To do so, we will load the biomass DIFF file with higher resolution of 1000 m as we will also reduce the dataset to a smaller spatial subset.
We start again by defining the data ID and inspecting the dataset.
data_id = 'esacci.BIOMASS.yr.L4.AGB.multi-sensor.multi-platform.DIFF.7-0.1000m-2020-2010'
cci_store.describe_data(data_id)The variable we would like to plot here is called diff which we will define when opening the dataset. Additionally, we will build a spatial subset with the toolbox to reduce the dataset to an area of interest. In this case, we focus on Germany and define the latitude and longitude boundaries with the toolbox.

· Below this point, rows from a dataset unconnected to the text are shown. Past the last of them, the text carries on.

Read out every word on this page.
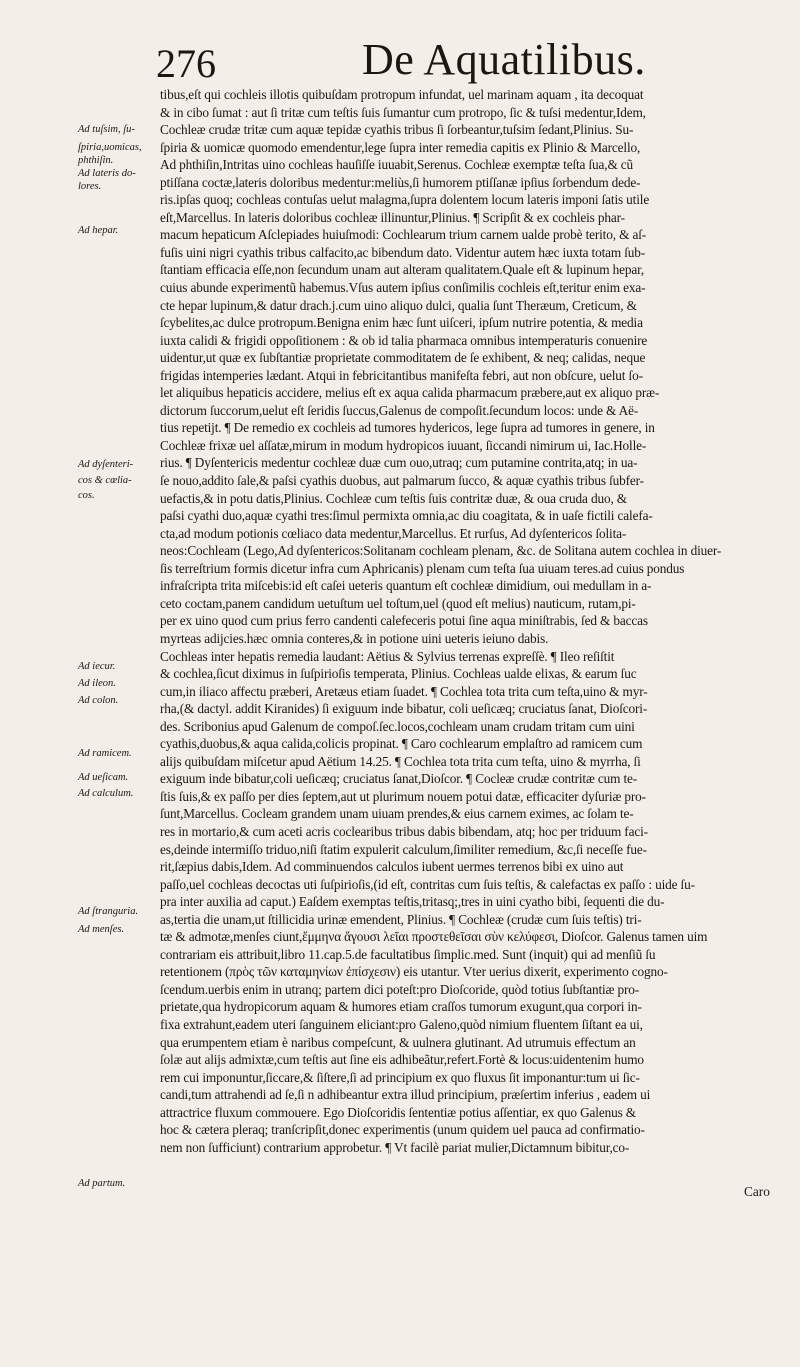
276	De Aquatilibus.
Ad tuſsim, ſu-
ſpiria,uomicas,
phthiſin.
Ad lateris do-
lores.
Ad hepar.
Ad dyſenteri-
cos & cœlia-
cos.
Ad iecur.
Ad ileon.
Ad colon.
Ad ramicem.
Ad ueſicam.
Ad calculum.
Ad ſtranguria.
Ad menſes.
Ad partum.
tibus,eſt qui cochleis illotis quibuſdam protropum infundat, uel marinam aquam , ita decoquat
& in cibo ſumat : aut ſi tritæ cum teſtis ſuis ſumantur cum protropo, ſic & tuſsi medentur,Idem,
Cochleæ crudæ tritæ cum aquæ tepidæ cyathis tribus ſi ſorbeantur,tuſsim ſedant,Plinius. Su-
ſpiria & uomicæ quomodo emendentur,lege ſupra inter remedia capitis ex Plinio & Marcello,
Ad phthiſin,Intritas uino cochleas hauſiſſe iuuabit,Serenus. Cochleæ exemptæ teſta ſua,& cũ
ptiſſana coctæ,lateris doloribus medentur:meliùs,ſi humorem ptiſſanæ ipſius ſorbendum dede-
ris.ipſas quoq; cochleas contuſas uelut malagma,ſupra dolentem locum lateris imponi ſatis utile
eſt,Marcellus. In lateris doloribus cochleæ illinuntur,Plinius. ¶ Scripſit & ex cochleis phar-
macum hepaticum Aſclepiades huiuſmodi: Cochlearum trium carnem ualde probè terito, & aſ-
fuſis uini nigri cyathis tribus calfacito,ac bibendum dato. Videntur autem hæc iuxta totam ſub-
ſtantiam efficacia eſſe,non ſecundum unam aut alteram qualitatem.Quale eſt & lupinum hepar,
cuius abunde experimentũ habemus.Vſus autem ipſius conſimilis cochleis eſt,teritur enim exa-
cte hepar lupinum,& datur drach.j.cum uino aliquo dulci, qualia ſunt Theræum, Creticum, &
ſcybelites,ac dulce protropum.Benigna enim hæc ſunt uiſceri, ipſum nutrire potentia, & media
iuxta calidi & frigidi oppoſitionem : & ob id talia pharmaca omnibus intemperaturis conuenire
uidentur,ut quæ ex ſubſtantiæ proprietate commoditatem de ſe exhibent, & neq; calidas, neque
frigidas intemperies lædant. Atqui in febricitantibus manifeſta febri, aut non obſcure, uelut ſo-
let aliquibus hepaticis accidere, melius eſt ex aqua calida pharmacum præbere,aut ex aliquo præ-
dictorum ſuccorum,uelut eſt ſeridis ſuccus,Galenus de compoſit.ſecundum locos: unde & Aë-
tius repetijt. ¶ De remedio ex cochleis ad tumores hydericos, lege ſupra ad tumores in genere, in
Cochleæ frixæ uel aſſatæ,mirum in modum hydropicos iuuant, ſiccandi nimirum ui, Iac.Holle-
rius. ¶ Dyſentericis medentur cochleæ duæ cum ouo,utraq; cum putamine contrita,atq; in ua-
ſe nouo,addito ſale,& paſsi cyathis duobus, aut palmarum ſucco, & aquæ cyathis tribus ſubfer-
uefactis,& in potu datis,Plinius. Cochleæ cum teſtis ſuis contritæ duæ, & oua cruda duo, &
paſsi cyathi duo,aquæ cyathi tres:ſimul permixta omnia,ac diu coagitata, & in uaſe fictili calefa-
cta,ad modum potionis cœliaco data medentur,Marcellus. Et rurſus, Ad dyſentericos ſolita-
neos:Cochleam (Lego,Ad dyſentericos:Solitanam cochleam plenam, &c. de Solitana autem cochlea in diuer-
ſis terreſtrium formis dicetur infra cum Aphricanis) plenam cum teſta ſua uiuam teres.ad cuius pondus
infraſcripta trita miſcebis:id eſt caſei ueteris quantum eſt cochleæ dimidium, oui medullam in a-
ceto coctam,panem candidum uetuſtum uel toſtum,uel (quod eſt melius) nauticum, rutam,pi-
per ex uino quod cum prius ferro candenti calefeceris potui ſine aqua miniſtrabis, ſed & baccas
myrteas adijcies.hæc omnia conteres,& in potione uini ueteris ieiuno dabis.
Cochleas inter hepatis remedia laudant: Aëtius & Sylvius terrenas expreſſè. ¶ Ileo reſiſtit
& cochlea,ſicut diximus in ſuſpirioſis temperata, Plinius. Cochleas ualde elixas, & earum ſuc
cum,in iliaco affectu præberi, Aretæus etiam ſuadet. ¶ Cochlea tota trita cum teſta,uino & myr-
rha,(& dactyl. addit Kiranides) ſi exiguum inde bibatur, coli ueſicæq; cruciatus ſanat, Dioſcori-
des. Scribonius apud Galenum de compoſ.ſec.locos,cochleam unam crudam tritam cum uini
cyathis,duobus,& aqua calida,colicis propinat. ¶ Caro cochlearum emplaſtro ad ramicem cum
alijs quibuſdam miſcetur apud Aëtium 14.25. ¶ Cochlea tota trita cum teſta, uino & myrrha, ſi
exiguum inde bibatur,coli ueſicæq; cruciatus ſanat,Dioſcor. ¶ Cocleæ crudæ contritæ cum te-
ſtis ſuis,& ex paſſo per dies ſeptem,aut ut plurimum nouem potui datæ, efficaciter dyſuriæ pro-
ſunt,Marcellus. Cocleam grandem unam uiuam prendes,& eius carnem eximes, ac ſolam te-
res in mortario,& cum aceti acris coclearibus tribus dabis bibendam, atq; hoc per triduum faci-
es,deinde intermiſſo triduo,niſi ſtatim expulerit calculum,ſimiliter remedium, &c,ſi neceſſe fue-
rit,ſæpius dabis,Idem. Ad comminuendos calculos iubent uermes terrenos bibi ex uino aut
paſſo,uel cochleas decoctas uti ſuſpirioſis,(id eſt, contritas cum ſuis teſtis, & calefactas ex paſſo : uide ſu-
pra inter auxilia ad caput.) Eaſdem exemptas teſtis,tritasq;,tres in uini cyatho bibi, ſequenti die du-
as,tertia die unam,ut ſtillicidia urinæ emendent, Plinius. ¶ Cochleæ (crudæ cum ſuis teſtis) tri-
tæ & admotæ,menſes ciunt,ἔμμηνα ἄγουσι λεῖαι προστεθεῖσαι σὺν κελύφεσι, Dioſcor. Galenus tamen uim
contrariam eis attribuit,libro 11.cap.5.de facultatibus ſimplic.med. Sunt (inquit) qui ad menſiũ ſu
retentionem (πρὸς τῶν καταμηνίων ἐπίσχεσιν) eis utantur. Vter uerius dixerit, experimento cogno-
ſcendum.uerbis enim in utranq; partem dici poteſt:pro Dioſcoride, quòd totius ſubſtantiæ pro-
prietate,qua hydropicorum aquam & humores etiam craſſos tumorum exugunt,qua corpori in-
fixa extrahunt,eadem uteri ſanguinem eliciant:pro Galeno,quòd nimium fluentem ſiſtant ea ui,
qua erumpentem etiam è naribus compeſcunt, & uulnera glutinant. Ad utrumuis effectum an
ſolæ aut alijs admixtæ,cum teſtis aut ſine eis adhibeãtur,refert.Fortè & locus:uidentenim humo
rem cui imponuntur,ſiccare,& ſiſtere,ſi ad principium ex quo fluxus ſit imponantur:tum ui ſic-
candi,tum attrahendi ad ſe,ſi n adhibeantur extra illud principium, præſertim inferius , eadem ui
attractrice fluxum commouere. Ego Dioſcoridis ſententiæ potius aſſentiar, ex quo Galenus &
hoc & cætera pleraq; tranſcripſit,donec experimentis (unum quidem uel pauca ad confirmatio-
nem non ſufficiunt) contrarium approbetur. ¶ Vt facilè pariat mulier,Dictamnum bibitur,co-
Caro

# Building a subset for Germany and saving it into a new dataset
bbox = [5.5, 47.2, 15.5, 55.1] # bounding box or Germany, the values are given as lon_min, lat_min, lon_max, lat_max
# Opening the data with the toolbox
biomass_diff, biomass_diff_name = open_data(data_id,var_names="diff")
# Calling the spatial subset operator
subset_spatial_op = get_op('subset_spatial')
# Applying the spatial subset operator on the biomass dataset with the above defined bbox
biomass_sub = subset_spatial_op(ds=biomass_diff, region=bbox)
biomass_sub# defining the limits of the colorbar and the center of the colormap
norm = TwoSlopeNorm(vmin=-50, vcenter=0, vmax=50)
# defining the dates for the title by reading the data_id
start_year, end_year = data_id.split('-')[-2:]
dataset_year = f"{end_year}-{start_year}"
plot_map(
biomass_sub,
var="diff",
projection="PlateCarree",
title="Above-Ground Biomass Change Over Germany (" + dataset_year + ")",
region=bbox,
properties=dict(cmap="RdYlGn",
shading="auto",
xticks=np.arange(5.5, 15.5, 2.5),
yticks=np.arange(47.5, 55.5, 2.5),
norm=norm,
cbar_kwargs={
"label": "ΔAGB (Mg/ha)"
}
)
)
plt.gca().set_xlabel("Longitude")
plt.gca().set_ylabel("Latitude")
plt.show()